=夏をあきらめない・・!?=

みなさんこんにちは。平素は鳥の巣釣り場をご利用いただき有難うございます。

強い台風15号が関東を直撃し、大きな災害を残しました。通常、関東を襲う台風は既に西日本上陸後、若しくは水温の低い海域を進んで勢力の落ちた熱帯低気圧寸前のものが多く、関東圏は台風に関して比較的安心な土地柄というのが私のイメージです。今回は発生域から水温の高い最短コースをハイスピードで移動したため勢力が衰えなかったのです。台風慣れしているはずの伊豆諸島にも大きな傷跡を残しています。台風は高気圧の縁に沿って移動します。日本を覆っていた太平洋高気圧の勢力が徐々に衰えてくるのに伴って、日本への台風の道が開きます。従って、今しばらく油断ができません。

釣り場の水温はほぼ26~29℃の間を乱高下していますが、全般的にはやや低下傾向にあると見做されます。海水の透明度が高い日も多く、「ハリスに対する魚の視認能力が上がって釣りには厳しい!」という声も漏れ聴こえます。魚との知恵の絞りあい、我慢できないグルメ餌を用意するとか・・、一工夫が要るというわけですね。
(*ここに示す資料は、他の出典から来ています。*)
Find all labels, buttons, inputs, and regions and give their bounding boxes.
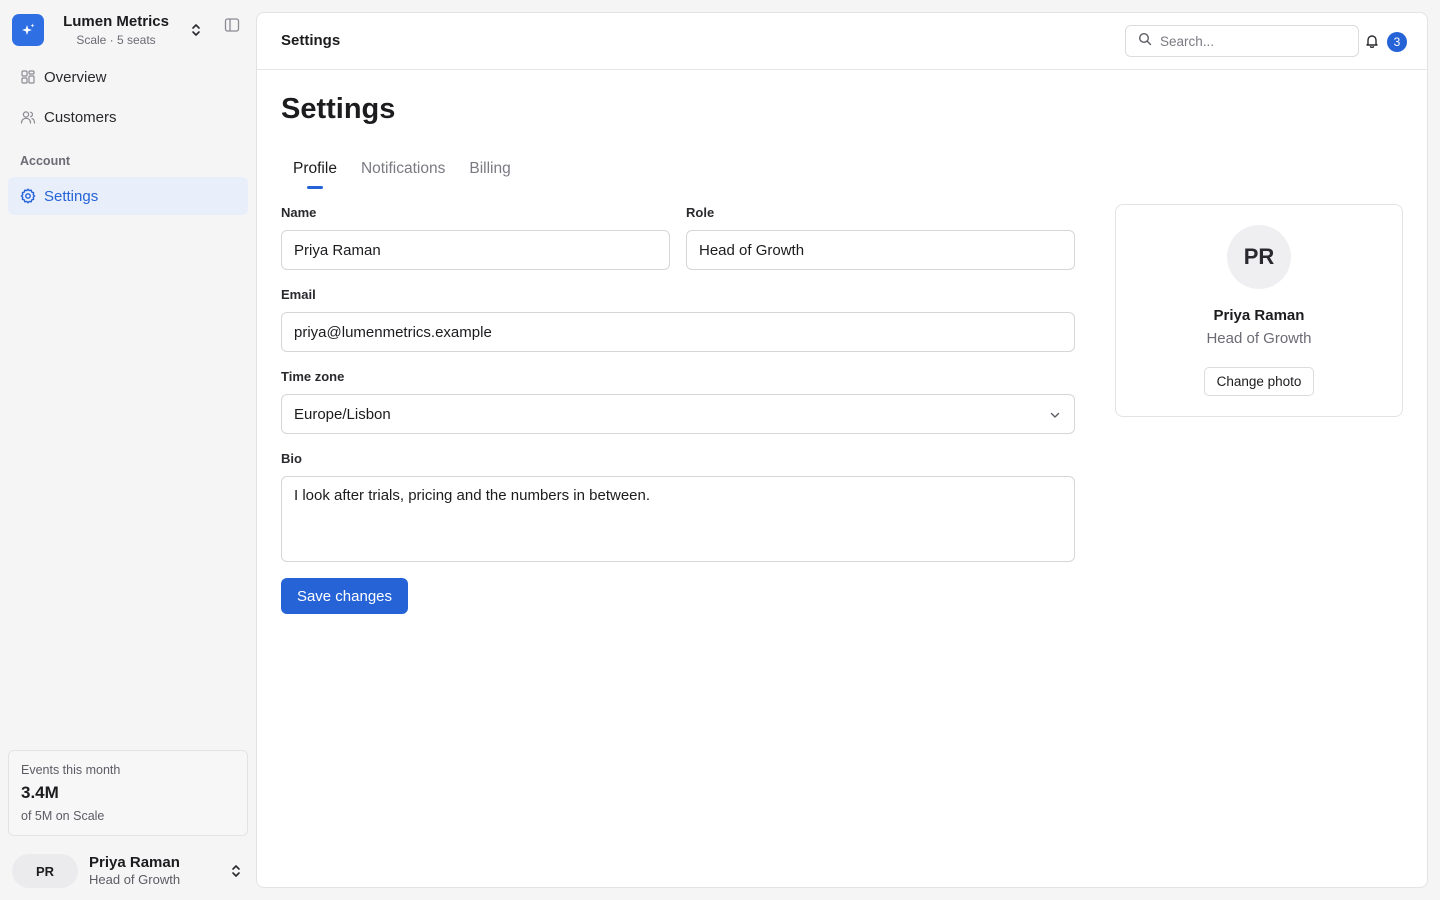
notification-badge[interactable]: 3 <box>1387 32 1407 52</box>
avatar: PR <box>12 854 78 888</box>
sidebar: Lumen Metrics Scale · 5 seats Overview C… <box>0 0 256 900</box>
user-menu[interactable]: PR Priya Raman Head of Growth <box>12 852 248 890</box>
chevron-down-icon <box>1048 408 1062 422</box>
search-input[interactable] <box>1160 33 1350 49</box>
usage-label: Events this month <box>21 763 121 777</box>
role-field[interactable] <box>686 230 1075 270</box>
user-name: Priya Raman <box>89 854 180 871</box>
workspace-switcher[interactable]: Lumen Metrics Scale · 5 seats <box>12 13 248 47</box>
settings-tabs: Profile Notifications Billing <box>281 159 523 191</box>
name-label: Name <box>281 205 317 220</box>
name-field[interactable] <box>281 230 670 270</box>
breadcrumb: Settings <box>281 32 341 49</box>
tab-notifications[interactable]: Notifications <box>349 159 457 191</box>
workspace-info: Lumen Metrics Scale · 5 seats <box>44 13 188 48</box>
page-title: Settings <box>281 93 396 125</box>
timezone-label: Time zone <box>281 369 345 384</box>
usage-value: 3.4M <box>21 783 59 802</box>
user-role: Head of Growth <box>89 872 181 887</box>
search-icon <box>1138 32 1152 51</box>
users-icon <box>20 109 36 125</box>
sidebar-item-customers[interactable]: Customers <box>8 98 248 136</box>
avatar: PR <box>1227 225 1291 289</box>
usage-card: Events this month 3.4M of 5M on Scale <box>8 750 248 836</box>
sidebar-toggle-icon[interactable] <box>224 17 240 33</box>
tab-billing[interactable]: Billing <box>457 159 522 191</box>
workspace-plan: Scale · 5 seats <box>76 32 156 47</box>
sidebar-item-label: Customers <box>44 108 117 126</box>
sparkles-icon <box>12 14 44 46</box>
email-label: Email <box>281 287 316 302</box>
bio-textarea[interactable]: I look after trials, pricing and the num… <box>281 476 1075 562</box>
sidebar-item-settings[interactable]: Settings <box>8 177 248 215</box>
sidebar-item-label: Settings <box>44 187 99 205</box>
profile-card: PR Priya Raman Head of Growth Change pho… <box>1115 204 1403 417</box>
profile-name: Priya Raman <box>1213 307 1305 324</box>
sidebar-section-account: Account <box>20 154 70 168</box>
tab-profile[interactable]: Profile <box>281 159 349 191</box>
timezone-select[interactable]: Europe/Lisbon <box>281 394 1075 434</box>
main-panel: Settings 3 Settings Profile Notification… <box>256 12 1428 888</box>
search-box[interactable] <box>1125 25 1359 57</box>
profile-role: Head of Growth <box>1206 330 1312 347</box>
email-field[interactable] <box>281 312 1075 352</box>
usage-sub: of 5M on Scale <box>21 809 105 823</box>
bell-icon[interactable] <box>1364 33 1380 49</box>
user-info: Priya Raman Head of Growth <box>89 854 180 888</box>
grid-icon <box>20 69 36 85</box>
sidebar-item-overview[interactable]: Overview <box>8 58 248 96</box>
bio-label: Bio <box>281 451 302 466</box>
chevron-updown-icon[interactable] <box>188 21 204 39</box>
timezone-value: Europe/Lisbon <box>294 405 391 423</box>
gear-icon <box>20 188 36 204</box>
topbar: Settings 3 <box>257 13 1427 70</box>
workspace-name: Lumen Metrics <box>63 12 169 30</box>
role-label: Role <box>686 205 715 220</box>
change-photo-button[interactable]: Change photo <box>1204 367 1314 396</box>
chevron-updown-icon[interactable] <box>230 862 242 880</box>
save-button[interactable]: Save changes <box>281 578 408 614</box>
sidebar-item-label: Overview <box>44 68 107 86</box>
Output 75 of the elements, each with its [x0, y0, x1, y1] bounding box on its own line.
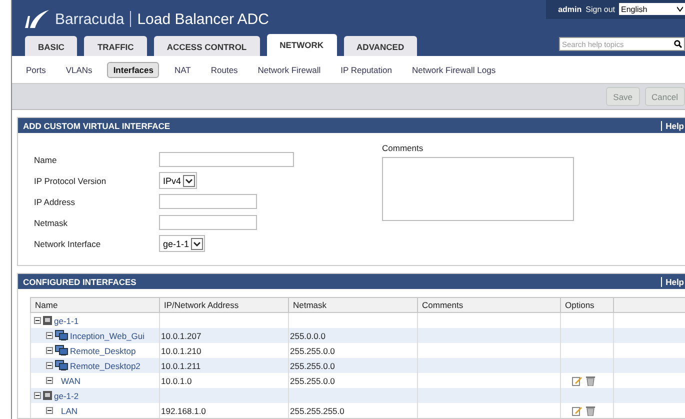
collapse-icon[interactable] — [46, 347, 53, 354]
collapse-icon[interactable] — [46, 332, 53, 339]
section-title: ADD CUSTOM VIRTUAL INTERFACE — [22, 120, 170, 130]
column-header: IP/Network Address — [160, 298, 288, 312]
interface-name[interactable]: ge-1-1 — [54, 316, 79, 326]
interface-name[interactable]: WAN — [61, 376, 81, 386]
product-title: Load Balancer ADC — [137, 10, 269, 28]
column-header: Options — [560, 298, 614, 312]
help-link[interactable]: Help — [660, 120, 685, 130]
search-icon[interactable] — [674, 40, 682, 48]
caret-icon — [677, 6, 683, 12]
logo-icon — [25, 10, 49, 28]
subnav-link[interactable]: IP Reputation — [336, 62, 397, 76]
table-cell: 255.255.0.0 — [290, 346, 335, 356]
user-name: admin — [558, 4, 582, 14]
subnav-link[interactable]: NAT — [169, 62, 196, 76]
table-cell: 255.255.255.0 — [290, 406, 344, 416]
column-header: Comments — [418, 298, 560, 312]
delete-icon[interactable] — [586, 376, 595, 386]
field-label: Name — [34, 154, 58, 164]
help-link[interactable]: Help — [660, 276, 685, 286]
nav-tab[interactable]: BASIC — [25, 36, 78, 56]
nav-tab[interactable]: ACCESS CONTROL — [154, 36, 260, 56]
nav-tab[interactable]: NETWORK — [266, 34, 337, 56]
network-port-icon — [43, 316, 52, 325]
subnav-link[interactable]: Ports — [21, 62, 51, 76]
monitors-icon — [55, 360, 68, 371]
table-cell: 255.255.0.0 — [290, 360, 335, 370]
field-label: IP Address — [34, 196, 76, 206]
collapse-icon[interactable] — [34, 392, 41, 399]
section-title: CONFIGURED INTERFACES — [22, 276, 136, 286]
table-cell: 255.255.0.0 — [290, 376, 335, 386]
input-field[interactable] — [159, 194, 257, 209]
collapse-icon[interactable] — [34, 317, 41, 324]
edit-icon[interactable] — [572, 406, 582, 416]
column-header: Netmask — [288, 298, 418, 312]
input-field[interactable] — [159, 215, 257, 230]
column-header: Name — [30, 298, 160, 312]
collapse-icon[interactable] — [46, 407, 53, 414]
interface-name[interactable]: ge-1-2 — [54, 390, 79, 400]
field-label: Network Interface — [34, 238, 102, 248]
field-label: IP Protocol Version — [34, 176, 108, 186]
interface-name[interactable]: LAN — [61, 406, 78, 416]
subnav-link[interactable]: Interfaces — [107, 62, 160, 78]
comments-field[interactable] — [382, 157, 574, 221]
table-cell: 255.0.0.0 — [290, 330, 326, 340]
table-cell: 10.0.1.211 — [161, 360, 201, 370]
collapse-icon[interactable] — [46, 362, 53, 369]
field-label: Netmask — [34, 218, 69, 228]
field-label: Comments — [382, 143, 424, 153]
subnav-link[interactable]: Network Firewall — [252, 62, 326, 76]
table-cell: 10.0.1.207 — [161, 330, 202, 340]
table-cell: 10.0.1.210 — [161, 346, 202, 356]
monitors-icon — [55, 345, 68, 356]
dropdown[interactable]: ge-1-1 — [159, 235, 206, 252]
monitors-icon — [55, 330, 68, 341]
caret-icon — [191, 238, 204, 250]
delete-icon[interactable] — [586, 406, 595, 416]
language-select[interactable]: English — [619, 3, 685, 15]
sign-out-link[interactable]: Sign out — [586, 4, 615, 14]
caret-icon — [183, 174, 196, 186]
table-cell: 10.0.1.0 — [161, 376, 192, 386]
dropdown[interactable]: IPv4 — [159, 172, 198, 189]
subnav-link[interactable]: Routes — [206, 62, 243, 76]
input-field[interactable] — [159, 152, 294, 167]
interface-name[interactable]: Remote_Desktop — [70, 346, 136, 356]
subnav-link[interactable]: VLANs — [60, 62, 98, 76]
collapse-icon[interactable] — [46, 377, 53, 384]
network-port-icon — [43, 391, 52, 400]
edit-icon[interactable] — [572, 376, 582, 386]
brand-name: Barracuda — [55, 10, 124, 28]
nav-tab[interactable]: ADVANCED — [344, 36, 418, 56]
subnav-link[interactable]: Network Firewall Logs — [406, 62, 501, 76]
nav-tab[interactable]: TRAFFIC — [84, 36, 147, 56]
table-cell: 192.168.1.0 — [161, 406, 206, 416]
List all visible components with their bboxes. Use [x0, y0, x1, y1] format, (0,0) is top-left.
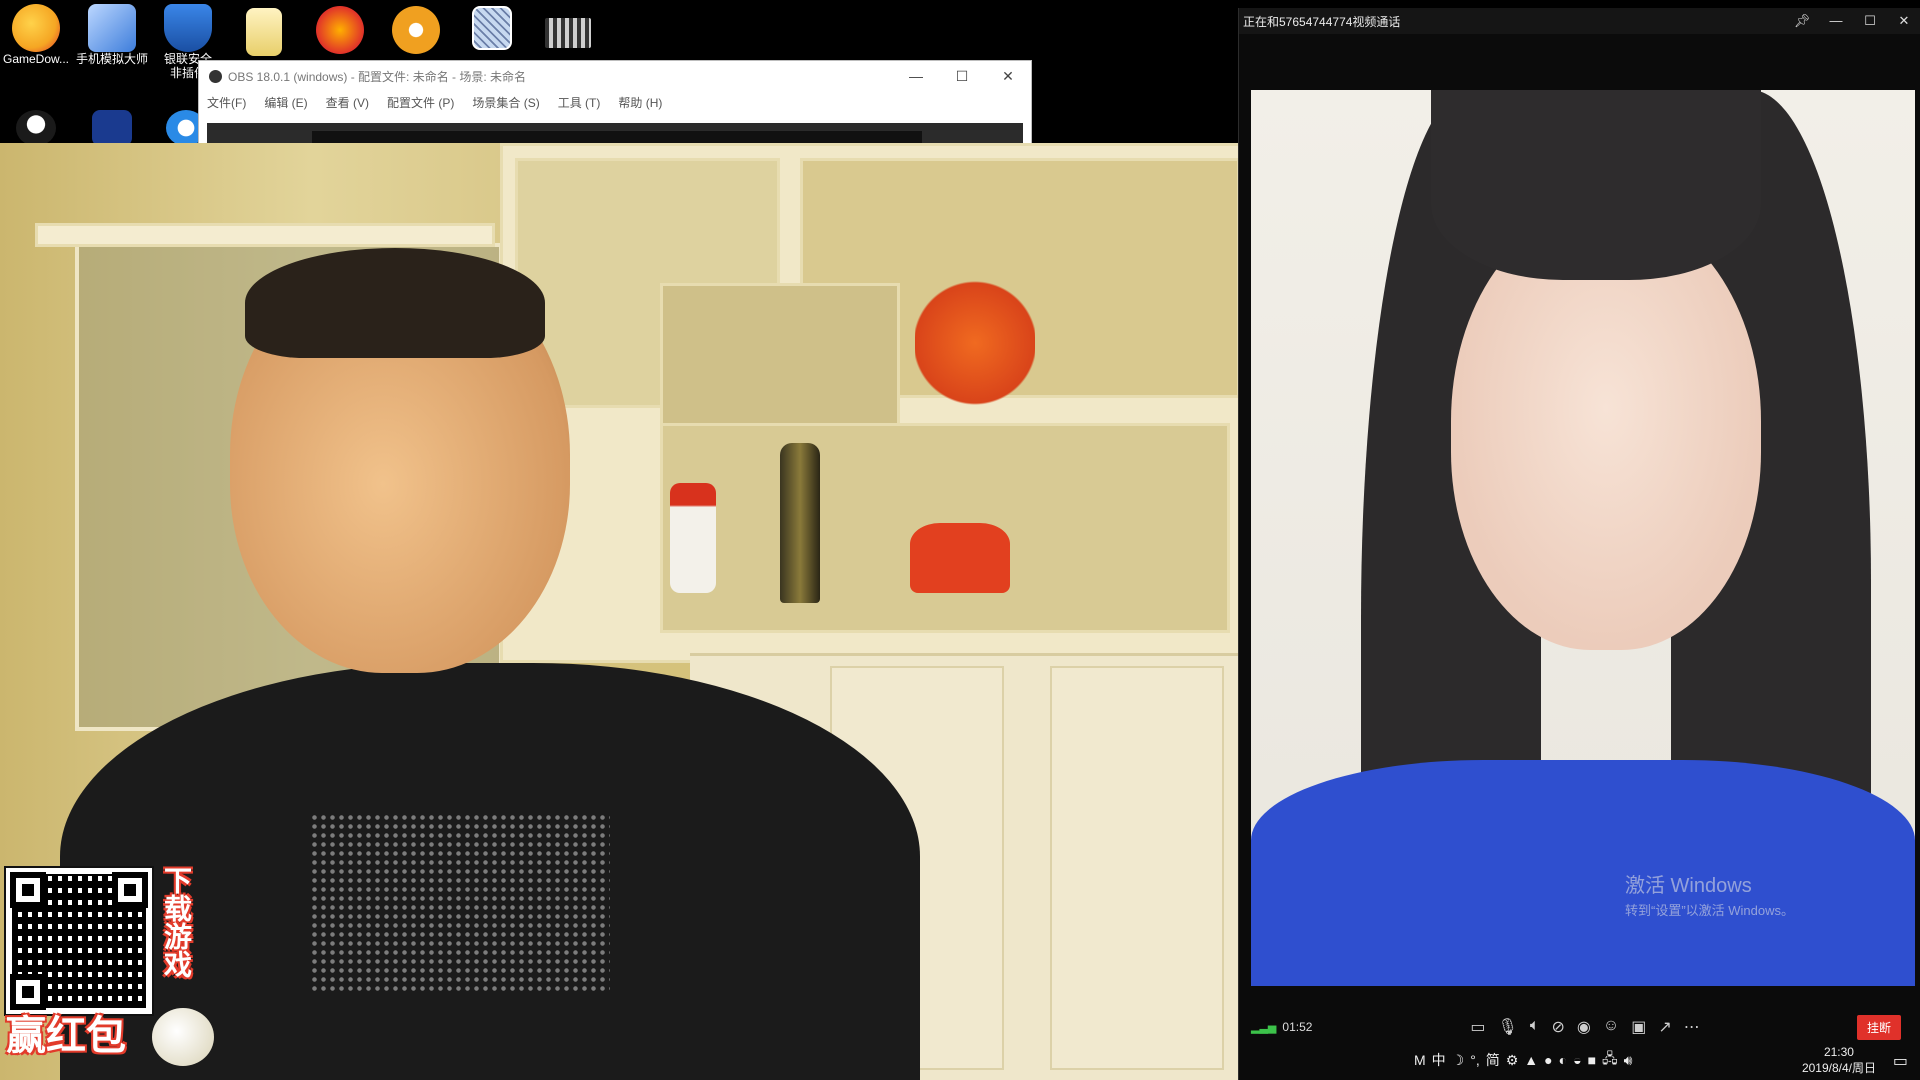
desktop-icon-penguin[interactable] — [0, 110, 72, 146]
obs-logo-icon — [209, 69, 222, 83]
clock-date: 2019/8/4/周日 — [1801, 1061, 1876, 1075]
volume-icon[interactable]: 🔊︎ — [1624, 1052, 1633, 1069]
ime-simplified-indicator[interactable]: 简 — [1486, 1050, 1500, 1070]
shirt-logo-pattern — [310, 813, 610, 993]
video-call-window: 正在和57654744774视频通话 📌︎ — ☐ ✕ 激活 Windows 转… — [1238, 8, 1920, 1080]
desktop-icon-label: 手机模拟大师 — [76, 52, 148, 66]
win-red-envelope-text: 赢红包 — [6, 1014, 126, 1058]
download-game-promo-overlay[interactable]: 下载游戏 赢红包 — [4, 866, 214, 1066]
menu-profile[interactable]: 配置文件 (P) — [387, 94, 454, 111]
layout-icon[interactable]: ▣ — [1631, 1017, 1646, 1037]
crossfire-icon — [316, 6, 364, 54]
punctuation-icon[interactable]: °, — [1470, 1052, 1480, 1068]
close-icon[interactable]: ✕ — [1887, 13, 1920, 29]
close-icon[interactable]: ✕ — [985, 68, 1031, 85]
qr-finder-bottom-left — [10, 974, 46, 1010]
desktop-icon-film[interactable] — [532, 18, 604, 48]
red-toy — [915, 263, 1035, 423]
system-tray: M 中 ☽ °, 简 ⚙ ▲ ● ◐ ◒ ■ 🖧︎ 🔊︎ 21:30 2019/… — [1414, 1040, 1920, 1080]
moon-icon[interactable]: ☽ — [1452, 1052, 1465, 1069]
video-call-title: 正在和57654744774视频通话 — [1243, 14, 1401, 29]
owl-mascot-icon — [152, 1008, 214, 1066]
maximize-icon[interactable]: ☐ — [939, 68, 985, 85]
notification-center-icon[interactable]: ▭ — [1893, 1051, 1908, 1071]
menu-tools[interactable]: 工具 (T) — [558, 94, 601, 111]
caller-bangs — [1431, 90, 1761, 280]
chat-icon[interactable]: ▭ — [1470, 1017, 1485, 1037]
play-icon — [392, 6, 440, 54]
ime-language-indicator[interactable]: 中 — [1432, 1050, 1446, 1070]
desktop-icon-kx[interactable] — [76, 110, 148, 146]
tray-app-icon[interactable]: ● — [1544, 1052, 1552, 1068]
obs-menubar: 文件(F) 编辑 (E) 查看 (V) 配置文件 (P) 场景集合 (S) 工具… — [199, 91, 1031, 113]
folder-icon — [246, 8, 282, 56]
ime-mode-indicator[interactable]: M — [1414, 1052, 1426, 1068]
desktop-icon-label: GameDow... — [2, 52, 70, 66]
shield-icon — [164, 4, 212, 52]
settings-icon[interactable]: ⚙ — [1506, 1052, 1519, 1069]
tray-app-icon[interactable]: ■ — [1588, 1052, 1596, 1068]
screenshot-icon[interactable]: ◉ — [1577, 1017, 1591, 1037]
call-duration: 01:52 — [1282, 1020, 1313, 1034]
download-game-text: 下载游戏 — [161, 866, 192, 978]
gamedownloader-icon — [12, 4, 60, 52]
menu-help[interactable]: 帮助 (H) — [618, 94, 662, 111]
desktop-icon-qr-image[interactable] — [456, 6, 528, 50]
remote-video-feed[interactable] — [1251, 90, 1915, 986]
hangup-button[interactable]: 挂断 — [1856, 1014, 1901, 1040]
cabinet-door — [1050, 666, 1224, 1070]
camera-off-icon[interactable]: ⊘ — [1551, 1017, 1564, 1037]
desktop-icon-video-player[interactable] — [380, 6, 452, 54]
qr-code[interactable] — [4, 866, 154, 1016]
kx-icon — [92, 110, 132, 146]
phone-emulator-icon — [88, 4, 136, 52]
effects-icon[interactable]: ☺ — [1603, 1017, 1619, 1037]
penguin-icon — [16, 110, 56, 146]
obs-title: OBS 18.0.1 (windows) - 配置文件: 未命名 - 场景: 未… — [228, 69, 527, 84]
minimize-icon[interactable]: — — [893, 68, 939, 85]
desktop-icon-phone-emulator[interactable]: 手机模拟大师 — [76, 4, 148, 66]
desktop-icon-folder[interactable] — [228, 8, 300, 56]
microphone-icon[interactable]: 🎙︎ — [1498, 1017, 1518, 1037]
menu-view[interactable]: 查看 (V) — [326, 94, 369, 111]
streamer-hair — [245, 248, 545, 358]
tray-app-icon[interactable]: ◒ — [1573, 1052, 1581, 1068]
red-lamp — [910, 523, 1010, 593]
qr-image-icon — [472, 6, 512, 50]
desktop-icon-gamedownloader[interactable]: GameDow... — [0, 4, 72, 66]
pin-icon[interactable]: 📌︎ — [1785, 13, 1819, 29]
menu-scene-collection[interactable]: 场景集合 (S) — [472, 94, 539, 111]
obs-preview[interactable] — [207, 123, 1023, 145]
menu-edit[interactable]: 编辑 (E) — [264, 94, 307, 111]
clock-time: 21:30 — [1823, 1045, 1854, 1059]
speaker-icon[interactable]: 🔈︎ — [1530, 1017, 1540, 1037]
tray-app-icon[interactable]: ◐ — [1559, 1052, 1567, 1068]
signal-strength-icon: ▂▃▅ — [1251, 1021, 1277, 1034]
taskbar-clock[interactable]: 21:30 2019/8/4/周日 — [1802, 1044, 1876, 1076]
film-icon — [545, 18, 591, 48]
qr-finder-top-right — [112, 872, 148, 908]
maximize-icon[interactable]: ☐ — [1853, 13, 1887, 29]
watermark-title: 激活 Windows — [1625, 875, 1752, 897]
caller-blue-top — [1251, 760, 1915, 986]
minimize-icon[interactable]: — — [1819, 13, 1853, 29]
watermark-subtitle: 转到“设置”以激活 Windows。 — [1625, 903, 1795, 918]
activate-windows-watermark: 激活 Windows 转到“设置”以激活 Windows。 — [1625, 869, 1794, 919]
menu-file[interactable]: 文件(F) — [207, 94, 246, 111]
qr-finder-top-left — [10, 872, 46, 908]
network-icon[interactable]: 🖧︎ — [1602, 1048, 1618, 1072]
shelf-top — [35, 223, 495, 247]
desktop-icon-crossfire[interactable] — [304, 6, 376, 54]
obs-window: OBS 18.0.1 (windows) - 配置文件: 未命名 - 场景: 未… — [198, 60, 1032, 145]
tray-app-icon[interactable]: ▲ — [1524, 1052, 1538, 1068]
more-icon[interactable]: ⋯ — [1684, 1017, 1700, 1037]
obs-titlebar[interactable]: OBS 18.0.1 (windows) - 配置文件: 未命名 - 场景: 未… — [199, 61, 1031, 91]
video-call-titlebar[interactable]: 正在和57654744774视频通话 📌︎ — ☐ ✕ — [1239, 8, 1920, 34]
call-control-bar: ▂▃▅ 01:52 ▭ 🎙︎ 🔈︎ ⊘ ◉ ☺ ▣ ↗ ⋯ 挂断 — [1251, 1012, 1915, 1042]
share-icon[interactable]: ↗ — [1658, 1017, 1671, 1037]
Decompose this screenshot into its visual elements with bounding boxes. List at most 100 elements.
9月前半のチヌ類の釣果は1.5尾(一人当たり)でした。チヌハンターに限れば数匹の獲物をゲットできているはずです。アイゴは「群れが見えてもなかなか喰いつかない!」ということで、10尾を越えるのは至難です。その他、目に付く魚種はアジ類(青、赤、メッキ)、シオ、チャリコ、偶にハタ類幼魚といったところ。「シオは小型のアジがあればかなり釣れる」、とはY名人の言です。

この時期、陽射しはまだまだ強いものの季節は間違いなく秋へと遷っています。ところがどっこい、筏周りには“チョウチョウウオ“類など南方系魚があちこちで小さな群れを作っています。日本近海では9月に最高水温を記録するのが一般的で、陸上に少し遅れて今が夏の盛りなのです。鳥の巣釣り場も生物相の点ではこれに準じています。

暖流によって北方に運ばれた南方系の魚は冬を越すことができずに死滅する運命です。これは“死滅回遊”と言われる現象です。ところが近頃は温暖化によって冬の海水温が上がり、越冬する魚種の存在がしばしばニュースに採り上げられてきました。温室効果ガスの一種である二酸化炭素の増加が海水の酸性化を進め、これが海水中の炭酸カルシウムの生成を阻害します。この結果、サンゴの骨格形成や貝類の貝殻形成に悪影響を及ぼすと指摘されています。一時問題になった二酸化炭素排出削減の動きが国民レベルで共有できず、意識が高まらないのが残念です。

南方系の魚は形態的に面白く色彩も鮮やかなため快心のワンショットを狙ってみたのですが、用心深く人影を寄せ付けません。そんな中でフグ類は海のカラスともいえる存在、人との距離が近いのです。写真のハコフグは毒を持たないため安心して食べることができる魚です。可食部は少ないけれどあっさりした白身。味噌焼き等で戴いた古い記憶があります。

採餌に夢中(?)の”ハコフグ“

釣り場でも色彩の鮮やかなベラ類などが揚がる機会が増えてくると推察します。